After I graduated from high school, I lost touch with Dawn. Nothing specific happened to drive us apart. We just drifted out of each other's lives and into different ones.

I worked for a year after high school then began art school. In 1982, I met the future Mrs. Pincus. We got married in 1984 and our son was born three years later. We bought a house. I had a dozen different jobs. We went on numerous vacations and experienced a life of fun and excitement, ups and downs, happiness and sorrow. It's a life that could not have been better if I had actually plotted it out.

About thirty years ago, a guy I knew from high school called me up to ask if I was interested in hearing his pitch to purchase life insurance. I reluctantly agreed and he came to my home one evening. At the time, I had no plans to buy life insurance. He recited his little spiel and I politely declined. Instead of making a second attempt at a sale, he caught me off-guard with his next question.
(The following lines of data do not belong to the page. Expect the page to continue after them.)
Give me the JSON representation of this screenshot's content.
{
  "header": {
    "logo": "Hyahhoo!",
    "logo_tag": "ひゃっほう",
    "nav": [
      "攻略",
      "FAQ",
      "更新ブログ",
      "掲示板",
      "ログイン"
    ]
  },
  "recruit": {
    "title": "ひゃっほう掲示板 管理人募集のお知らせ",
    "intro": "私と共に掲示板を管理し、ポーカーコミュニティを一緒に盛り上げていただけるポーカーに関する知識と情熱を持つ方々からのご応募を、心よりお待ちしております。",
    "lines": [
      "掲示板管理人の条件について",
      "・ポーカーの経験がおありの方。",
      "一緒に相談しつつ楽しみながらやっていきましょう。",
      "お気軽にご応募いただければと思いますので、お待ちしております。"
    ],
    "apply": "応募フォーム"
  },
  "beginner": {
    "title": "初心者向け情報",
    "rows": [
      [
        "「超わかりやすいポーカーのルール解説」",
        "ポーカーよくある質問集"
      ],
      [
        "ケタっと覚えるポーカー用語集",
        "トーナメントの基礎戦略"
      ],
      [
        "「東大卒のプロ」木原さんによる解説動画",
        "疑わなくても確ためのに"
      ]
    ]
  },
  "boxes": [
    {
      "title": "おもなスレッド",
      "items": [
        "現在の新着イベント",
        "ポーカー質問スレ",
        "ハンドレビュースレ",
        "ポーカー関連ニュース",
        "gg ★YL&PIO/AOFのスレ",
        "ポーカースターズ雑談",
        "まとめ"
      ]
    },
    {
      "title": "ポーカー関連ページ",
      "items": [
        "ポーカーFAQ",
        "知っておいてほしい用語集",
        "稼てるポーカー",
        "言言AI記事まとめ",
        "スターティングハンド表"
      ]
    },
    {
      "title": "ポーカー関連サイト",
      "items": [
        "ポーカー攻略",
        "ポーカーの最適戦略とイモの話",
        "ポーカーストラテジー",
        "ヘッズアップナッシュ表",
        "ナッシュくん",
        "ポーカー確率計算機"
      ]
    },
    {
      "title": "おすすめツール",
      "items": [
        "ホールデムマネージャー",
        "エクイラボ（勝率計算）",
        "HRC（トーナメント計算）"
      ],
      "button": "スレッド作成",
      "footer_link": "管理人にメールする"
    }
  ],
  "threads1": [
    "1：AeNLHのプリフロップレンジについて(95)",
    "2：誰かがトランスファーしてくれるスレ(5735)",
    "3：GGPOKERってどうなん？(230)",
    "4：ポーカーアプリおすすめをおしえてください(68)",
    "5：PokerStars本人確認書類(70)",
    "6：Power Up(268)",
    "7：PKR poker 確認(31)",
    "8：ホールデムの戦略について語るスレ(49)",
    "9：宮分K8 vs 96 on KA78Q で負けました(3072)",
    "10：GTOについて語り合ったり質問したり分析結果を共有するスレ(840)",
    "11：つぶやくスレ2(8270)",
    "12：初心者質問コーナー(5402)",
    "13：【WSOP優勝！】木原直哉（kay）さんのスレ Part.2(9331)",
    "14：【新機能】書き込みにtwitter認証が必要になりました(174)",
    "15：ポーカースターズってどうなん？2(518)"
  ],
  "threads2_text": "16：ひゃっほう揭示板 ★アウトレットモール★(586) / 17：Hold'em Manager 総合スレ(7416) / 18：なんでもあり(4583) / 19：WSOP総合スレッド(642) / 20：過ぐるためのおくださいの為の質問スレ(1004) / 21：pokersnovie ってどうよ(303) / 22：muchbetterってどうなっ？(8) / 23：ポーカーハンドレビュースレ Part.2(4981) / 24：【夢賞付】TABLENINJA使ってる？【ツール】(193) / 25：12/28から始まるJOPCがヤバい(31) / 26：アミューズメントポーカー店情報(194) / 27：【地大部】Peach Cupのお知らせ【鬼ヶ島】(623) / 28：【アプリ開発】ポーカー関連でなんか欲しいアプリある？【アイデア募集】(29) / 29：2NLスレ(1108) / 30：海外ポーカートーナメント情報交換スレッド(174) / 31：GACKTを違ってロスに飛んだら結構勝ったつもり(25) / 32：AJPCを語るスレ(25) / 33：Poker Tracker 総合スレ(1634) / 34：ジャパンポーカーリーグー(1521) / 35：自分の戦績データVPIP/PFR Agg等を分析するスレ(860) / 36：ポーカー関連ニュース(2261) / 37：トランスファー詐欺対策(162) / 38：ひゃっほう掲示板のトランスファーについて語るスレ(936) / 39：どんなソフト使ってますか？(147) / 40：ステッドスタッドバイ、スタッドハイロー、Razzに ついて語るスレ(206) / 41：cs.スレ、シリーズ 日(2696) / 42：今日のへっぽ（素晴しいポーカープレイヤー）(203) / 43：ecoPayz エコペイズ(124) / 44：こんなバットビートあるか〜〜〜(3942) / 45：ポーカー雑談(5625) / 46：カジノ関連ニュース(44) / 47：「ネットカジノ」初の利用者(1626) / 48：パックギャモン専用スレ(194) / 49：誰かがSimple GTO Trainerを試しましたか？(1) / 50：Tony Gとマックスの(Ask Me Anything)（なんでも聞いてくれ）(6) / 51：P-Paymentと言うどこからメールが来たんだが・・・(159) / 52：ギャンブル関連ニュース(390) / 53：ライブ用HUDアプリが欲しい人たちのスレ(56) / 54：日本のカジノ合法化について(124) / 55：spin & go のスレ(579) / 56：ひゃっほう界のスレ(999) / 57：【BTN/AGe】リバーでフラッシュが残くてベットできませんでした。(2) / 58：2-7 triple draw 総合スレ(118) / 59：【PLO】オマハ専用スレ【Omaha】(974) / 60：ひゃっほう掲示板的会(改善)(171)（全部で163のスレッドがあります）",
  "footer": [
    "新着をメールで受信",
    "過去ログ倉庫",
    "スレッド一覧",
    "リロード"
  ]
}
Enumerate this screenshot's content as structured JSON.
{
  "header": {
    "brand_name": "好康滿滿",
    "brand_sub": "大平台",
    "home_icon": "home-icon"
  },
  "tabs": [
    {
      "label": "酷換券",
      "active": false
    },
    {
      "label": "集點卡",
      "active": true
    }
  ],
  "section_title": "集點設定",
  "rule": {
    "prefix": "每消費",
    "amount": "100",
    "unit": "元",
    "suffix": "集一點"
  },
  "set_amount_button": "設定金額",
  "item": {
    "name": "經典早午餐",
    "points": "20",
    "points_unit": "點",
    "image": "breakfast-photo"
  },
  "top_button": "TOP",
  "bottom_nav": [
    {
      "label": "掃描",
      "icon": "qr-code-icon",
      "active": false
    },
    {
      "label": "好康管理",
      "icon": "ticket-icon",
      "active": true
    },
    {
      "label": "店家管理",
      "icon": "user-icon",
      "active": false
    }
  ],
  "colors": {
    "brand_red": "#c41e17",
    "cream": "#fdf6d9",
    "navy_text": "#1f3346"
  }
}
He asked if I still kept in touch with Dawn. I suddenly remembered that he briefly dated Dawn in high school (but, then again, who didn't?) At the time, I had not heard her name nor thought of her in years. I told him I did not. Before I could finish my sentence, he was heading towards my front door,

I don't often think of Dawn. It's been years since I casually searched for her on Google. (And those searches yielded nothing.) It's as though she just vanished from the earth. It's a shame, because I'd like for Dawn to meet my wife and my son and show her — after all those times of wallowing in self-pity about never finding anyone for me — that I did.

I hope Dawn is happy, too. Where ever she is.